Daily Investment Market News from London
Saturday 22nd of November 2008
June 5, 2008

Las Vegas Sands posts losses


by Kay Murchie

Las Vegas Sands posts losses

Even Sin City is struggling throughout the US economic downturn as fewer tourists are visiting the world’s gambling capital. As a result, Las Vegas Sands, has gone into the red.

The hotel and casino company announced losses of $11.2mn (£5.6 million) in the first quarter of the year, compared with a $90.9m profit a year earlier.

A weak US economy, competition in the Chinese gambling centre of Macau and rising construction costs are to blame for the losses.

William Weidner, Las Vegas Sands’ president and chief operating officer, said hotel occupancy was lower as fewer tourists came to Las Vegas and first-quarter operating results reflect both an intensely competitive operating environment in Macau as well as a weaker environment here in the US.

The casino sector in Macau has thrived since a 2001 law stripped casino tycoon Stanley Ho’s SJM group of its monopoly.

However, competition increased when MGM Mirage opened in Grand Macau late last year, some of the island’s big gamblers went there instead.

Las Vegas Sands’ is proposing to increase the credit it offers the high rollers in an effort to win them back. Furthermore, it has announced its intention to invest between $12 billion and $14 billion to build 20,000 hotel rooms by 2010 in Macau.

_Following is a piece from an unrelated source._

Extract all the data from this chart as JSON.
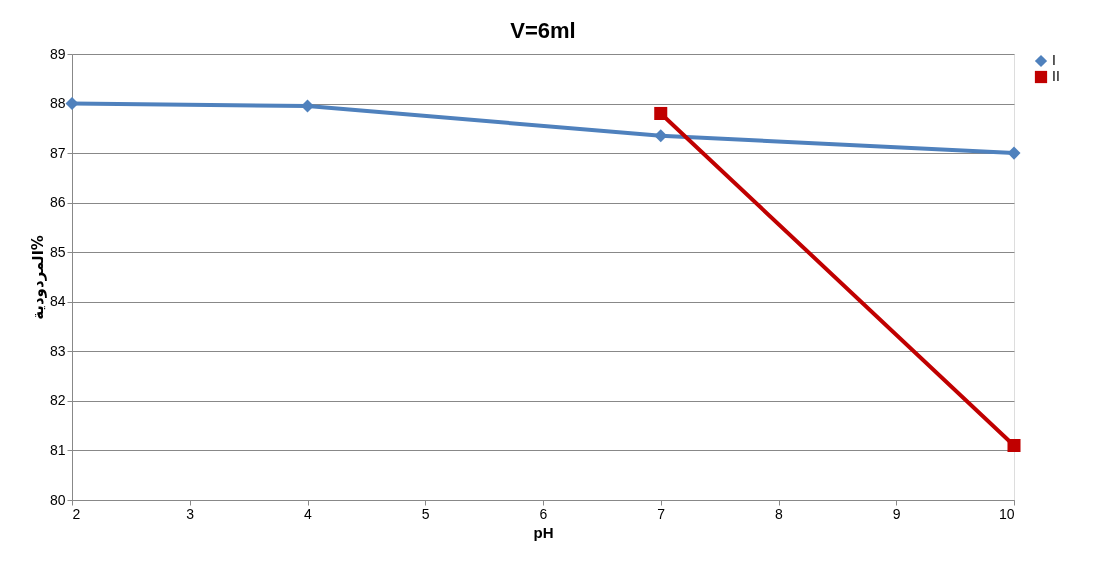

In related news, a joint venture between Australia’s Crown, Texas developer Christopher Milam and private equity firm York Capital Management, have scrapped plans to build a $5 billion (£2.5 billion) casino complex in Las Vegas.

The complex was set to be one of the tallest towers in the US at 324m high and include a 5,000-room hotel.

Crown chief executive, Rowen Craigie, said the recent upheavals in world credit markets have made it increasingly difficult for Crown and its partners to develop a commercially viable project on what remains an attractive location on the Las Vegas strip.

According to Angus Gluskie of White Funds Management, it is indicative of the fact that in a slowing growth environment, the gaming sector does carry some short-term risk, given its exposure to discretionary spending.

The location on the former Wet ‘n’ Wild site, next to the Sahara Hotel at the northern end of the Las Vegas strip, was put up for sale in March.